Margaret Spelings said "No."
But Arne Duncan says "Yes."
In August of 2007, the National Conference of State Legislatures took a hard line against any form of national academic standards, declaring that any national attempt to unite school curricula across states would be unacceptable until perceived flaws in the federal No Child Left Behind Act are fixed.
Republicans have tended to oppose such moves when federally imposed. (I know. The bush administration's No Child Left Behind legislation certainly intruded into state affairs.) But the idea of states voluntarily agreeing to submit has much broader support.
I'm not sure NCLB has been fixed in any significant way, but the number of folks supporting the idea certainly has. The last I heard, Achieve Inc., had been working with 36 states to develop voluntary standards. The number of states thinking seriously about national standards has now jumped to 46.
The hold outs: three conservative states Texas, Alaska, and South Carolina, plus the more moderate Missouri.
This from the Washington Post:
Forty-six states and the District of Columbia today will announce an effort to craft a single vision for what children should learn each year from kindergarten through high school graduation, an unprecedented step toward a uniform definition of success in American schools.
The push for common reading and math standards marks a turning point in a movement to judge U.S. children using one yardstick that reflects expectations set for students in countries around the world at a time of global competition.
Today, each state decides what to teach in third-grade reading, fifth-grade math and every other class.
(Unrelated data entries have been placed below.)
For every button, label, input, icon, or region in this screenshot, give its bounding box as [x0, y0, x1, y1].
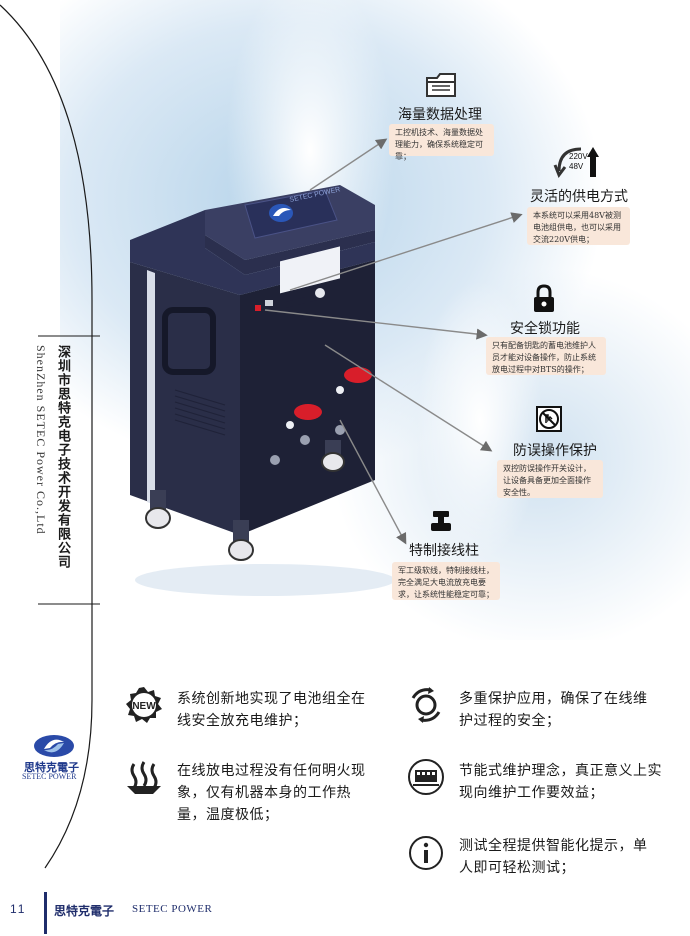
battery-discharge-machine: SETEC POWER — [130, 185, 395, 596]
heat-icon — [127, 761, 161, 794]
callout-title-protect: 防误操作保护 — [513, 443, 597, 459]
lock-icon — [534, 284, 554, 312]
callout-title-lock: 安全锁功能 — [510, 321, 580, 337]
feature-text-heat: 在线放电过程没有任何明火现象，仅有机器本身的工作热量，温度极低； — [177, 763, 366, 823]
folder-icon — [426, 73, 456, 97]
callout-title-data: 海量数据处理 — [398, 107, 482, 123]
new-badge-label: NEW — [132, 701, 156, 712]
feature-text-online: 系统创新地实现了电池组全在线安全放充电维护； — [177, 691, 366, 729]
footer-company-name: 思特克電子 — [54, 904, 115, 918]
power-switch-icon: 220V 48V — [553, 147, 599, 179]
power-label-220v: 220V — [569, 152, 588, 161]
company-name-cn: 深圳市思特克电子技术开发有限公司 — [55, 345, 70, 569]
footer-company-en: SETEC POWER — [132, 903, 213, 915]
callout-text-data: 工控机技术、海量数据处理能力，确保系统稳定可靠； — [389, 124, 494, 161]
callout-title-power: 灵活的供电方式 — [530, 189, 628, 205]
logo-en: SETEC POWER — [22, 772, 77, 781]
left-rail — [0, 0, 100, 870]
feature-text-protection: 多重保护应用，确保了在线维护过程的安全； — [459, 691, 648, 729]
info-icon — [409, 836, 443, 870]
power-label-48v: 48V — [569, 162, 584, 171]
logo-name: 思特克電子 — [24, 761, 79, 774]
callout-text-terminal: 军工级软线，特制接线柱，完全满足大电流放充电要求，让系统性能稳定可靠； — [392, 562, 500, 600]
feature-text-info: 测试全程提供智能化提示，单人即可轻松测试； — [459, 838, 648, 876]
setec-logo-icon — [34, 735, 74, 757]
energy-saving-icon — [408, 759, 444, 795]
callout-title-terminal: 特制接线柱 — [409, 543, 479, 559]
feature-text-energy: 节能式维护理念，真正意义上实现向维护工作要效益； — [459, 763, 662, 801]
sidebar-logo: 思特克電子 SETEC POWER — [18, 733, 88, 783]
callout-text-lock: 只有配备钥匙的蓄电池维护人员才能对设备操作，防止系统放电过程中对BTS的操作； — [486, 337, 606, 375]
new-badge-icon: NEW — [126, 687, 162, 723]
company-name-en: ShenZhen SETEC Power Co.,Ltd — [34, 345, 48, 535]
callout-text-protect: 双控防误操作开关设计，让设备具备更加全面操作安全性。 — [497, 460, 603, 498]
terminal-post-icon — [431, 511, 451, 531]
protection-cycle-icon — [411, 687, 441, 723]
footer-divider — [44, 892, 47, 934]
callout-text-power: 本系统可以采用48V被测电池组供电，也可以采用交流220V供电； — [527, 207, 630, 245]
page-number: 11 — [10, 902, 27, 916]
no-touch-icon — [536, 406, 562, 432]
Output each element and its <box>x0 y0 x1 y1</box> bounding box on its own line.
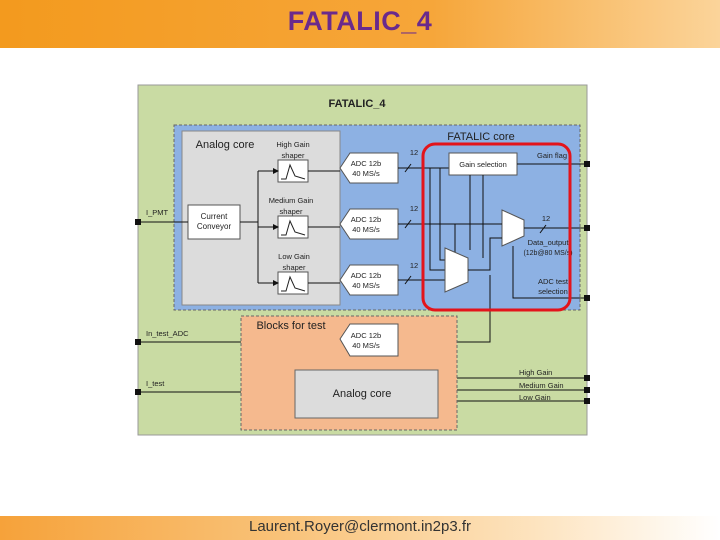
blocks-for-test-label: Blocks for test <box>256 320 325 332</box>
test-analog-core-label: Analog core <box>333 388 392 400</box>
medium-gain-shaper-label: shaper <box>280 207 303 216</box>
svg-text:40 MS/s: 40 MS/s <box>352 341 380 350</box>
adc-low-gain: ADC 12b 40 MS/s <box>339 264 399 296</box>
high-gain-shaper-label: shaper <box>282 151 305 160</box>
io-pads <box>135 161 590 404</box>
gain-flag-label: Gain flag <box>537 151 567 160</box>
svg-text:ADC 12b: ADC 12b <box>351 215 381 224</box>
svg-text:ADC 12b: ADC 12b <box>351 271 381 280</box>
output-mux <box>501 209 525 247</box>
data-output-rate-label: (12b@80 MS/s) <box>523 250 572 257</box>
svg-text:ADC 12b: ADC 12b <box>351 331 381 340</box>
test-out-low-gain: Low Gain <box>519 393 551 402</box>
adc-high-gain: ADC 12b 40 MS/s <box>339 152 399 184</box>
bus-width-label: 12 <box>410 204 418 213</box>
high-gain-label: High Gain <box>276 140 309 149</box>
highlight-outline <box>421 142 572 312</box>
test-analog-core-block <box>294 369 439 419</box>
gain-selection-label: Gain selection <box>459 160 507 169</box>
title-bar <box>0 0 720 48</box>
medium-gain-shaper <box>277 215 309 239</box>
low-gain-shaper-label: shaper <box>283 263 306 272</box>
gain-mux <box>444 247 469 293</box>
adc-test-selection-label2: selection <box>538 287 568 296</box>
i-test-label: I_test <box>146 379 165 388</box>
current-conveyor-line2: Conveyor <box>197 222 232 231</box>
footer-email: Laurent.Royer@clermont.in2p3.fr <box>249 518 471 535</box>
low-gain-label: Low Gain <box>278 252 310 261</box>
analog-core-block <box>181 130 341 306</box>
svg-text:40 MS/s: 40 MS/s <box>352 169 380 178</box>
in-test-adc-label: In_test_ADC <box>146 329 189 338</box>
adc-medium-gain: ADC 12b 40 MS/s <box>339 208 399 240</box>
analog-core-label: Analog core <box>196 139 255 151</box>
slide-title: FATALIC_4 <box>287 6 433 36</box>
bus-width-label: 12 <box>542 214 550 223</box>
data-output-label: Data_output <box>528 238 570 247</box>
i-pmt-label: I_PMT <box>146 208 169 217</box>
chip-title: FATALIC_4 <box>328 98 386 110</box>
current-conveyor-line1: Current <box>201 212 228 221</box>
adc-test-selection-label: ADC test <box>538 277 569 286</box>
bus-width-label: 12 <box>410 148 418 157</box>
footer-bar <box>0 516 720 540</box>
svg-text:40 MS/s: 40 MS/s <box>352 225 380 234</box>
medium-gain-label: Medium Gain <box>269 196 314 205</box>
low-gain-shaper <box>277 271 309 295</box>
svg-text:ADC 12b: ADC 12b <box>351 159 381 168</box>
adc-test: ADC 12b 40 MS/s <box>339 323 399 357</box>
high-gain-shaper <box>277 159 309 183</box>
fatalic-core-label: FATALIC core <box>447 131 514 143</box>
bus-width-label: 12 <box>410 261 418 270</box>
test-out-medium-gain: Medium Gain <box>519 381 564 390</box>
test-out-high-gain: High Gain <box>519 368 552 377</box>
svg-text:40 MS/s: 40 MS/s <box>352 281 380 290</box>
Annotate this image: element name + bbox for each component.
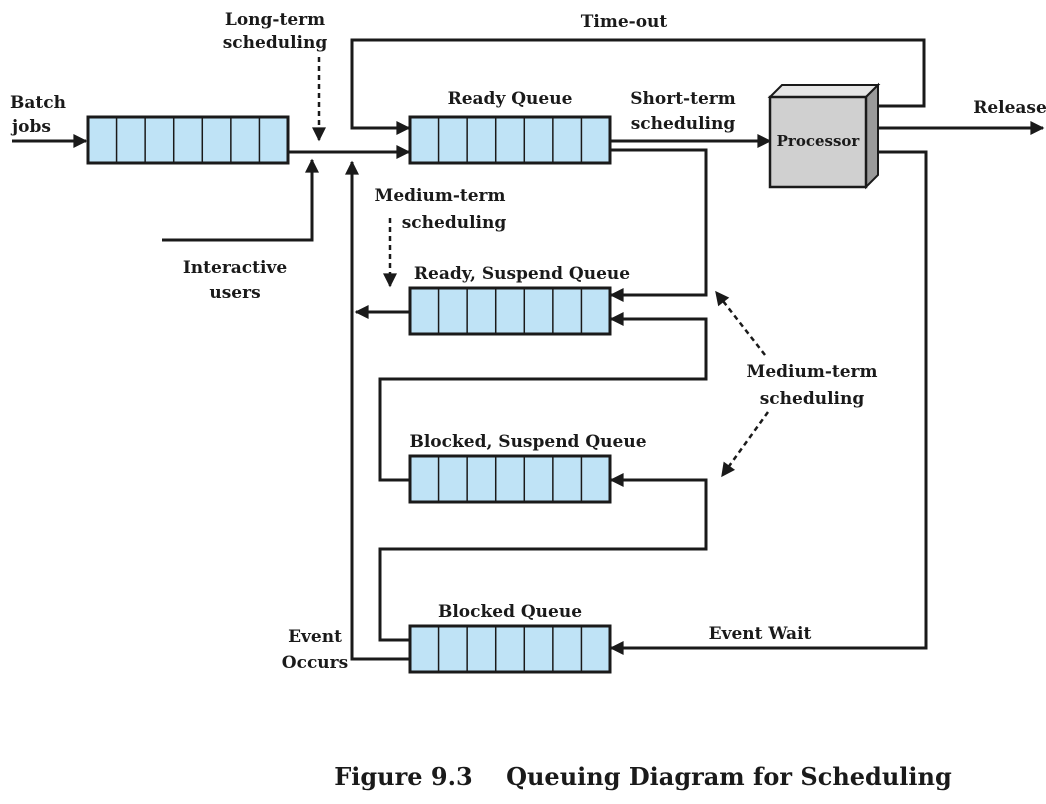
event-occurs-arrow <box>345 160 409 661</box>
processor-block: Processor <box>767 82 881 190</box>
medium-term-right-label-2: scheduling <box>760 389 865 409</box>
medium-term-top-label-2: scheduling <box>402 213 507 233</box>
blocked-queue-label: Blocked Queue <box>438 602 582 622</box>
interactive-users-arrow <box>162 158 319 242</box>
event-occurs-label-2: Occurs <box>282 653 348 673</box>
medium-term-top-label-1: Medium-term <box>375 186 506 206</box>
ready-queue-label: Ready Queue <box>448 89 573 109</box>
batch-jobs-label-1: Batch <box>10 93 66 113</box>
queue-box <box>408 286 612 336</box>
queue-box <box>408 454 612 504</box>
medium-term-down-dashed-arrow <box>720 411 770 478</box>
blocked-suspend-queue-label: Blocked, Suspend Queue <box>409 432 646 452</box>
event-wait-label: Event Wait <box>709 624 812 644</box>
processor-label: Processor <box>777 132 861 150</box>
release-label: Release <box>973 98 1046 118</box>
blocked-suspend-queue <box>408 454 612 504</box>
timeout-loop-arrow <box>350 38 926 135</box>
interactive-users-label-1: Interactive <box>183 258 287 278</box>
short-term-label-1: Short-term <box>630 89 735 109</box>
timeout-label: Time-out <box>581 12 668 32</box>
blocked-to-blocked-suspend-arrow <box>378 473 708 642</box>
blocked-queue <box>408 624 612 674</box>
queue-box <box>86 115 290 165</box>
event-occurs-label-1: Event <box>288 627 342 647</box>
long-term-label-1: Long-term <box>225 10 325 30</box>
medium-term-up-dashed-arrow <box>715 290 766 356</box>
batch-queue <box>86 115 290 165</box>
ready-suspend-queue-label: Ready, Suspend Queue <box>414 264 630 284</box>
event-wait-arrow <box>609 150 928 655</box>
long-term-label-2: scheduling <box>223 33 328 53</box>
short-term-label-2: scheduling <box>631 114 736 134</box>
interactive-users-label-2: users <box>209 283 260 303</box>
queue-box <box>408 115 612 165</box>
batch-jobs-label-2: jobs <box>10 117 51 137</box>
queue-box <box>408 624 612 674</box>
figure-caption: Figure 9.3 Queuing Diagram for Schedulin… <box>334 762 952 791</box>
ready-suspend-queue <box>408 286 612 336</box>
blocked-suspend-to-ready-suspend-arrow <box>378 312 708 482</box>
medium-term-right-label-1: Medium-term <box>747 362 878 382</box>
ready-queue <box>408 115 612 165</box>
ready-to-ready-suspend-arrow <box>609 148 708 302</box>
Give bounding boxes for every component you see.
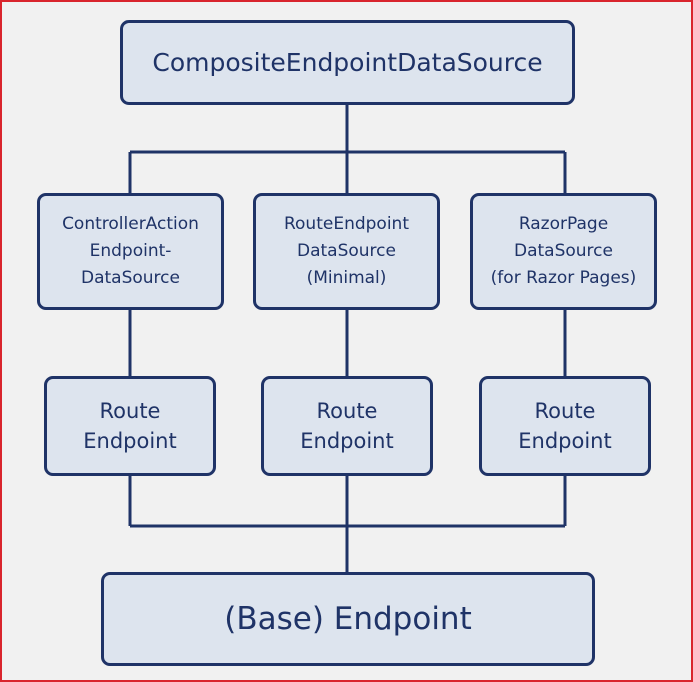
route-endpoint-node-2: Route Endpoint [261, 376, 433, 476]
route-1-line-2: Endpoint [83, 429, 177, 453]
base-endpoint-node: (Base) Endpoint [101, 572, 595, 666]
composite-endpoint-datasource-node: CompositeEndpointDataSource [120, 20, 575, 105]
source-1-line-1: ControllerAction [62, 214, 199, 234]
route-endpoint-node-3: Route Endpoint [479, 376, 651, 476]
composite-endpoint-datasource-label: CompositeEndpointDataSource [152, 48, 543, 77]
source-1-line-2: Endpoint- [89, 241, 172, 261]
source-3-line-1: RazorPage [518, 214, 609, 234]
route-2-line-1: Route [316, 399, 378, 423]
base-endpoint-label: (Base) Endpoint [224, 601, 472, 637]
source-2-line-3: (Minimal) [306, 268, 387, 288]
source-3-line-2: DataSource [514, 241, 613, 261]
controller-action-datasource-node: ControllerAction Endpoint- DataSource [37, 193, 224, 310]
source-2-line-2: DataSource [297, 241, 396, 261]
source-3-line-3: (for Razor Pages) [490, 268, 637, 288]
route-3-line-2: Endpoint [518, 429, 612, 453]
route-endpoint-datasource-node: RouteEndpoint DataSource (Minimal) [253, 193, 440, 310]
route-3-line-1: Route [534, 399, 596, 423]
razor-page-datasource-node: RazorPage DataSource (for Razor Pages) [470, 193, 657, 310]
route-2-line-2: Endpoint [300, 429, 394, 453]
route-1-line-1: Route [99, 399, 161, 423]
source-1-line-3: DataSource [81, 268, 180, 288]
route-endpoint-node-1: Route Endpoint [44, 376, 216, 476]
source-2-line-1: RouteEndpoint [283, 214, 409, 234]
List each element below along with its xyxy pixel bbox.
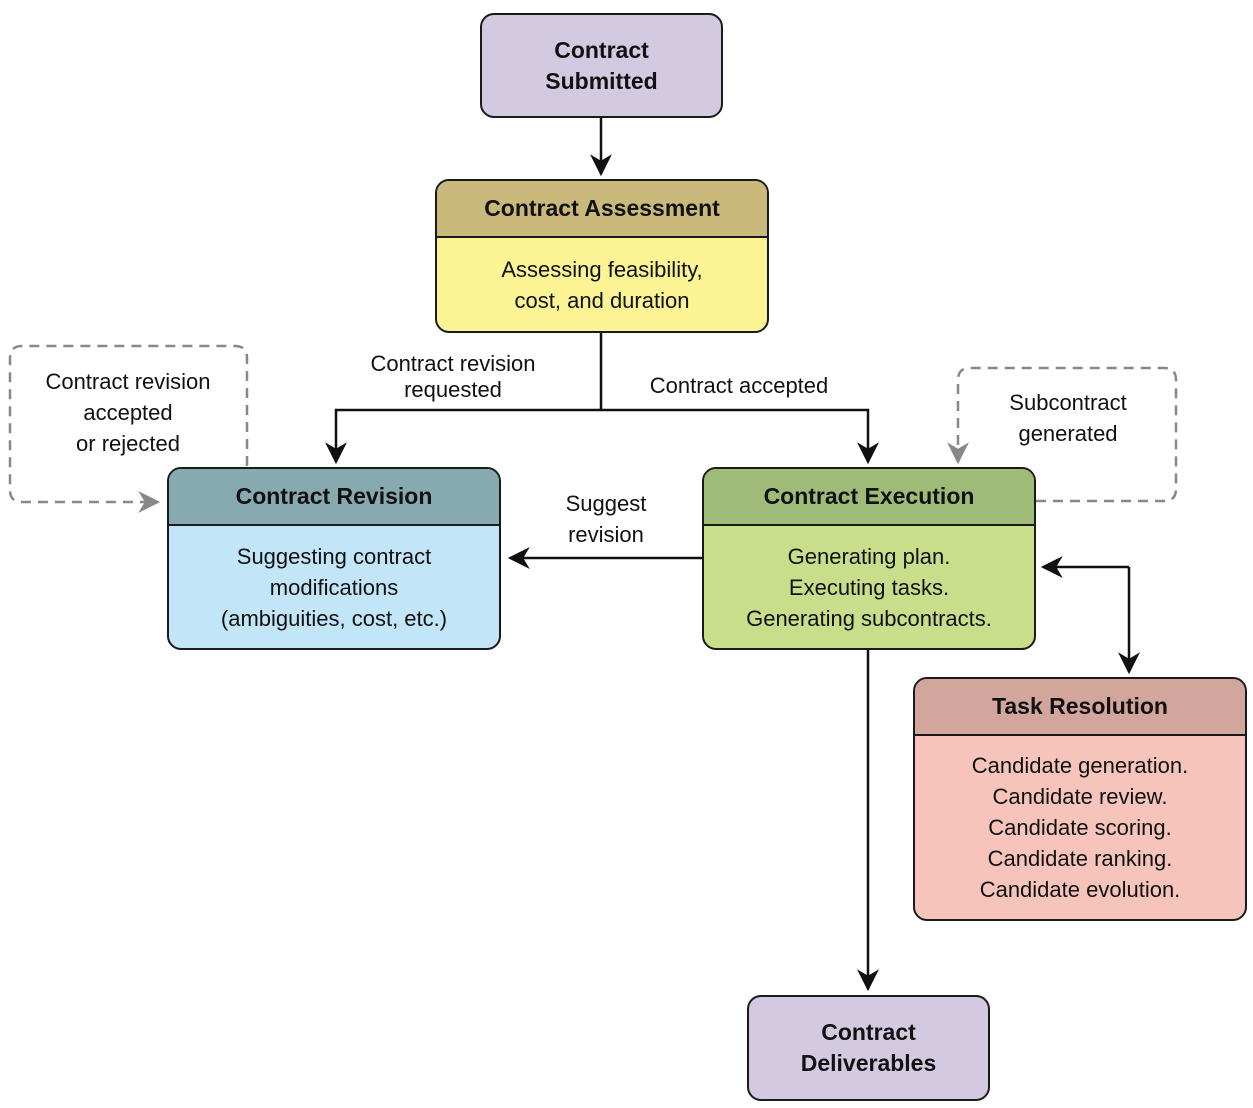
node-text-line: Candidate scoring.: [988, 815, 1172, 840]
node-contract-submitted: Contract Submitted: [480, 13, 723, 118]
node-header: Contract Execution: [704, 469, 1034, 526]
node-text-line: (ambiguities, cost, etc.): [220, 605, 448, 631]
node-body: Assessing feasibility, cost, and duratio…: [437, 238, 767, 331]
edge-label-revision-requested: Contract revision requested: [353, 351, 553, 403]
node-text-line: Assessing feasibility,: [501, 256, 703, 282]
edge-label-suggest-revision: Suggest revision: [546, 488, 666, 550]
node-header: Contract Revision: [169, 469, 499, 526]
edge-label-line: Suggest: [565, 491, 647, 516]
edge-label-contract-accepted: Contract accepted: [630, 373, 848, 399]
edge-label-subcontract-loop: Subcontract generated: [980, 387, 1156, 449]
node-text-line: Generating subcontracts.: [746, 605, 992, 631]
node-header: Contract Assessment: [437, 181, 767, 238]
node-contract-assessment: Contract Assessment Assessing feasibilit…: [435, 179, 769, 333]
edge-label-line: requested: [404, 377, 502, 402]
edge-label-line: Contract revision: [45, 369, 211, 394]
node-text-line: Candidate generation.: [971, 753, 1189, 778]
node-text-line: modifications: [269, 574, 399, 600]
node-body: Suggesting contract modifications (ambig…: [169, 526, 499, 648]
dashed-revision-loop: [8, 344, 249, 513]
node-text-line: Candidate review.: [992, 784, 1168, 809]
node-text-line: Suggesting contract: [236, 543, 432, 569]
node-text-line: Candidate evolution.: [979, 877, 1181, 902]
edge-label-line: revision: [568, 522, 644, 547]
edge-label-line: or rejected: [76, 431, 180, 456]
node-text-line: Deliverables: [800, 1050, 937, 1076]
node-text-line: Contract: [821, 1019, 916, 1045]
node-contract-execution: Contract Execution Generating plan. Exec…: [702, 467, 1036, 650]
edge-label-revision-loop: Contract revision accepted or rejected: [20, 366, 236, 459]
arrow-to-revision: [325, 408, 601, 465]
edge-label-line: Contract accepted: [649, 373, 829, 398]
dashed-subcontract-loop: [947, 366, 1178, 503]
node-text-line: Candidate ranking.: [987, 846, 1173, 871]
node-text-line: Contract: [554, 36, 649, 63]
edge-label-line: Subcontract: [1009, 390, 1127, 415]
node-text-line: Generating plan.: [787, 543, 951, 569]
node-text-line: cost, and duration: [514, 287, 690, 313]
node-body: Candidate generation. Candidate review. …: [915, 736, 1245, 919]
arrow-to-execution: [601, 408, 879, 465]
node-text-line: Executing tasks.: [788, 574, 950, 600]
edge-label-line: accepted: [83, 400, 173, 425]
node-contract-deliverables: Contract Deliverables: [747, 995, 990, 1101]
node-task-resolution: Task Resolution Candidate generation. Ca…: [913, 677, 1247, 921]
edge-label-line: generated: [1018, 421, 1118, 446]
node-contract-revision: Contract Revision Suggesting contract mo…: [167, 467, 501, 650]
edge-label-line: Contract revision: [370, 351, 536, 376]
node-text-line: Submitted: [545, 67, 658, 94]
node-body: Generating plan. Executing tasks. Genera…: [704, 526, 1034, 648]
node-header: Task Resolution: [915, 679, 1245, 736]
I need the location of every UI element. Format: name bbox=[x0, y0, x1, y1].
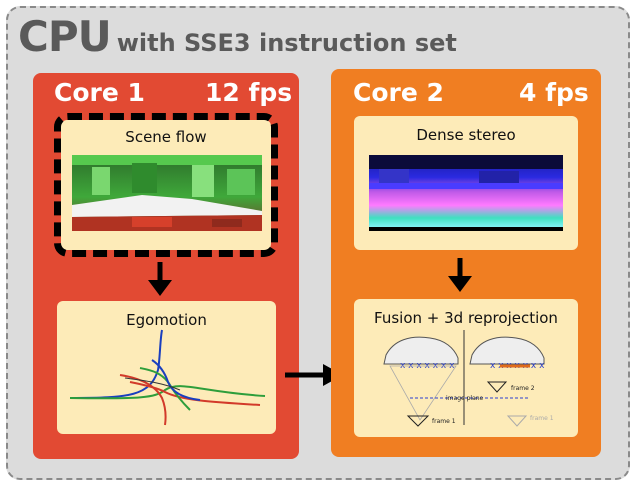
core1-down-arrow bbox=[148, 262, 172, 296]
label-frame1: frame 1 bbox=[432, 418, 456, 425]
egomotion-plot bbox=[69, 329, 266, 426]
core1-name: Core 1 bbox=[54, 78, 145, 107]
fusion-diagram: x x x x x x x x x x x x x x image plane … bbox=[383, 330, 554, 427]
dense-stereo-image bbox=[369, 155, 563, 231]
scene-flow-title: Scene flow bbox=[125, 128, 207, 146]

Critics think some set a bar so that students can pass tests but, ultimately, are ill-prepared.
Led by the National Governors Association and the Council of Chief State School Officers, the states, including Maryland and Virginia, are aiming to define a framework of content and skills that meet an overarching goal. When students get their high school diplomas, the coalition says, they should be ready to tackle college or a job. The benchmarks would be "internationally competitive."
Once the organizers of the effort agree to a proposal, each state would decide individually whether to adopt it.